When my son got rejected from his college of choice, I didn’t know what to say. I wanted to tell my son that everything always works out, but I didn’t because I knew that wasn’t what he wanted to hear while the rejection was raw. (It turns out he is super happy at the university he ended up at). I wish I was better prepared as a parent to help my teen through this emotional part of the college process.
For all you parents facing March Madness, that time when the acceptance and rejection emails arrive , here is some great advice for coping from International College Counselors, a Florida college advisory firm.
How to Help Your Child Cope with College Admissions Results
1. Say positive things. Let your child know how proud you are of him or her for getting through high school and wanting to go to college. Even before knowing if your child was accepted or rejected at schools.
2. Stay supportive. This is a hard time for a student whether they get into their first choice college or not. If your child gets rejected, this may be the first time they’re dealing with major disappointment. A parent’s job is to stop this from damaging self-esteem. For students who get in, after the initial euphoria, they’ll start thinking about what going to college really means. Leaving home, leaving friends, leaving a comfortable routine, having to find themselves, and make their own way is difficult. Understandably, this may feel overwhelming.

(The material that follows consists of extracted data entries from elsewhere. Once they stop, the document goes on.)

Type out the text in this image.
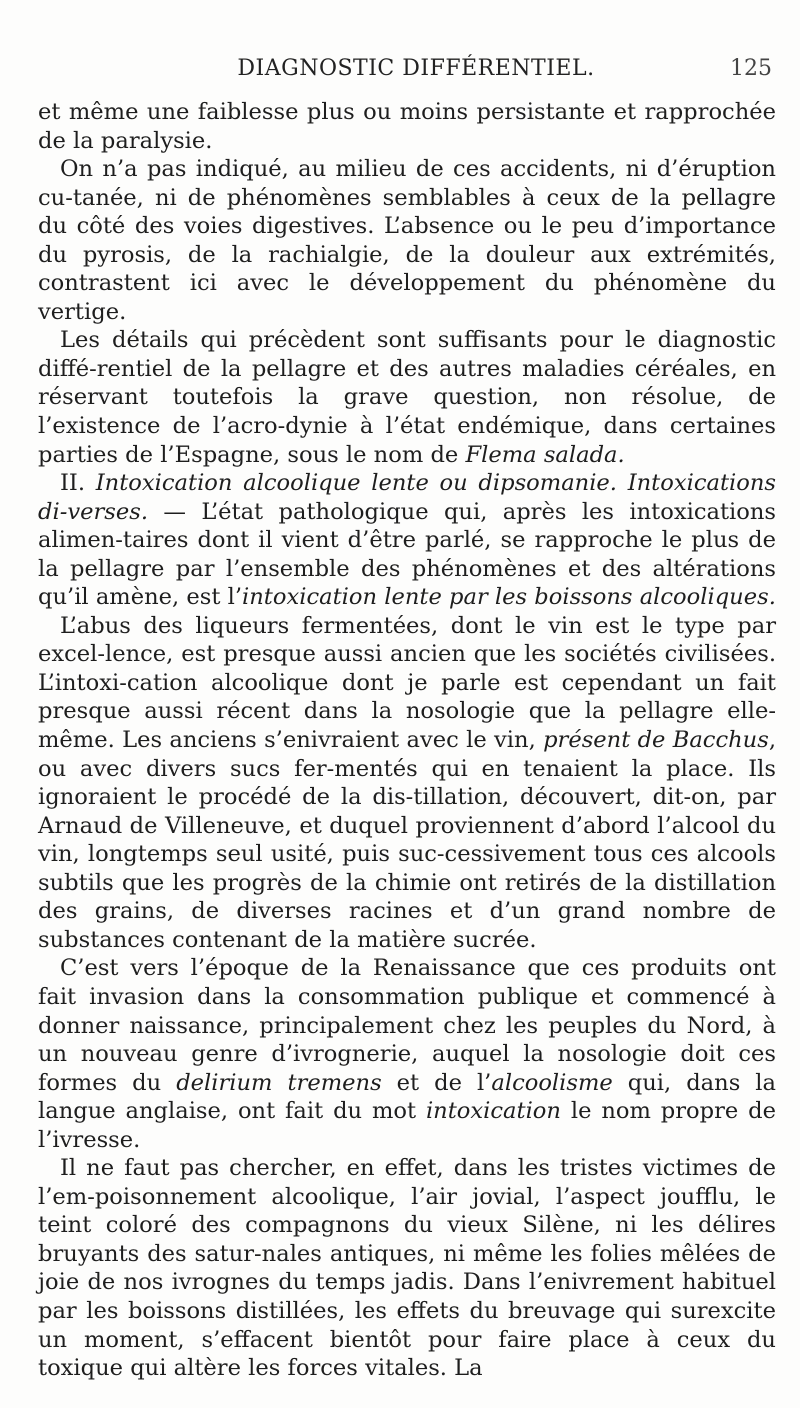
DIAGNOSTIC DIFFÉRENTIEL.	125

et même une faiblesse plus ou moins persistante et rapprochée de la paralysie.

On n’a pas indiqué, au milieu de ces accidents, ni d’éruption cu-tanée, ni de phénomènes semblables à ceux de la pellagre du côté des voies digestives. L’absence ou le peu d’importance du pyrosis, de la rachialgie, de la douleur aux extrémités, contrastent ici avec le développement du phénomène du vertige.

Les détails qui précèdent sont suffisants pour le diagnostic diffé-rentiel de la pellagre et des autres maladies céréales, en réservant toutefois la grave question, non résolue, de l’existence de l’acro-dynie à l’état endémique, dans certaines parties de l’Espagne, sous le nom de Flema salada.

II. Intoxication alcoolique lente ou dipsomanie. Intoxications di-verses. — L’état pathologique qui, après les intoxications alimen-taires dont il vient d’être parlé, se rapproche le plus de la pellagre par l’ensemble des phénomènes et des altérations qu’il amène, est l’intoxication lente par les boissons alcooliques.

L’abus des liqueurs fermentées, dont le vin est le type par excel-lence, est presque aussi ancien que les sociétés civilisées. L’intoxi-cation alcoolique dont je parle est cependant un fait presque aussi récent dans la nosologie que la pellagre elle-même. Les anciens s’enivraient avec le vin, présent de Bacchus, ou avec divers sucs fer-mentés qui en tenaient la place. Ils ignoraient le procédé de la dis-tillation, découvert, dit-on, par Arnaud de Villeneuve, et duquel proviennent d’abord l’alcool du vin, longtemps seul usité, puis suc-cessivement tous ces alcools subtils que les progrès de la chimie ont retirés de la distillation des grains, de diverses racines et d’un grand nombre de substances contenant de la matière sucrée.

C’est vers l’époque de la Renaissance que ces produits ont fait invasion dans la consommation publique et commencé à donner naissance, principalement chez les peuples du Nord, à un nouveau genre d’ivrognerie, auquel la nosologie doit ces formes du delirium tremens et de l’alcoolisme qui, dans la langue anglaise, ont fait du mot intoxication le nom propre de l’ivresse.

Il ne faut pas chercher, en effet, dans les tristes victimes de l’em-poisonnement alcoolique, l’air jovial, l’aspect joufflu, le teint coloré des compagnons du vieux Silène, ni les délires bruyants des satur-nales antiques, ni même les folies mêlées de joie de nos ivrognes du temps jadis. Dans l’enivrement habituel par les boissons distillées, les effets du breuvage qui surexcite un moment, s’effacent bientôt pour faire place à ceux du toxique qui altère les forces vitales. La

3. Talk it out. Allow your child to be emotional. Talk about getting accepted and rejected and turn it into a teachable moment. If your child is hurt over a rejection, be sensitive and acknowledge the pain of disappointment. Then help your child accept that he or she didn’t get in and move forward with the opportunities that do present themselves. Children who get accepted have a right to be proud, but help them understand that it’s important to be sensitive to the feelings of their friends who may not be so happy with their admissions results.
4. Focus on what’s important. Let your child know that getting into a first pick college is important, but it’s not the end of the world if they don’t. Let your child know you don’t love or like them any less and they shouldn’t love or like themselves any less either. College is one step on a long road. Much of the college admission process was out of your family’s control. College admissions are highly subjective. A high GPA isn’t the only thing that counts. Maybe the band really needed a new oboe player.
5. Get help. Call or meet with your student’s International College Counselor advisor once all the results are in. One of our expert college counselors can go over the pros of the schools a student was accepted into and there are a number of colleges still accepting applications.
6. Don’t let your child take rejection personally. Someone at the college just didn’t think your child was the right fit at the time. Your student may actually be better off someplace else. Your child can have a great experience no matter where he or she goes.
7. Practice gratitude. With your student, thank the people that made a college acceptance possible. Think of the parent who shared the responsibility of driving hours and hours of carpool, a teacher writing a thoughtful college recommendation, a coach staying a little bit longer after practice, and a principal making sure the student got the classes he/she needed. No child gets into college without a supportive team.
8. Say Yay! Celebrate all the college acceptance letters your child gets. Getting into any college is great. Talk to your child about how he or she will let friends know.
9. Reframe the future. Truly worried students may relax knowing that there is always the option to transfer. Our recommendation is to keep this as a back pocket option and not as a goal. Students who go to college with the intent of transferring won’t be able to enjoy the full college experience they can have. Once they settle in, many students are actually very happy.
10. Do something nice. When all the letters are in, celebrate the end of this intense time. Go out for a nice family dinner, or give a student a meaningful gift. Make this time positive.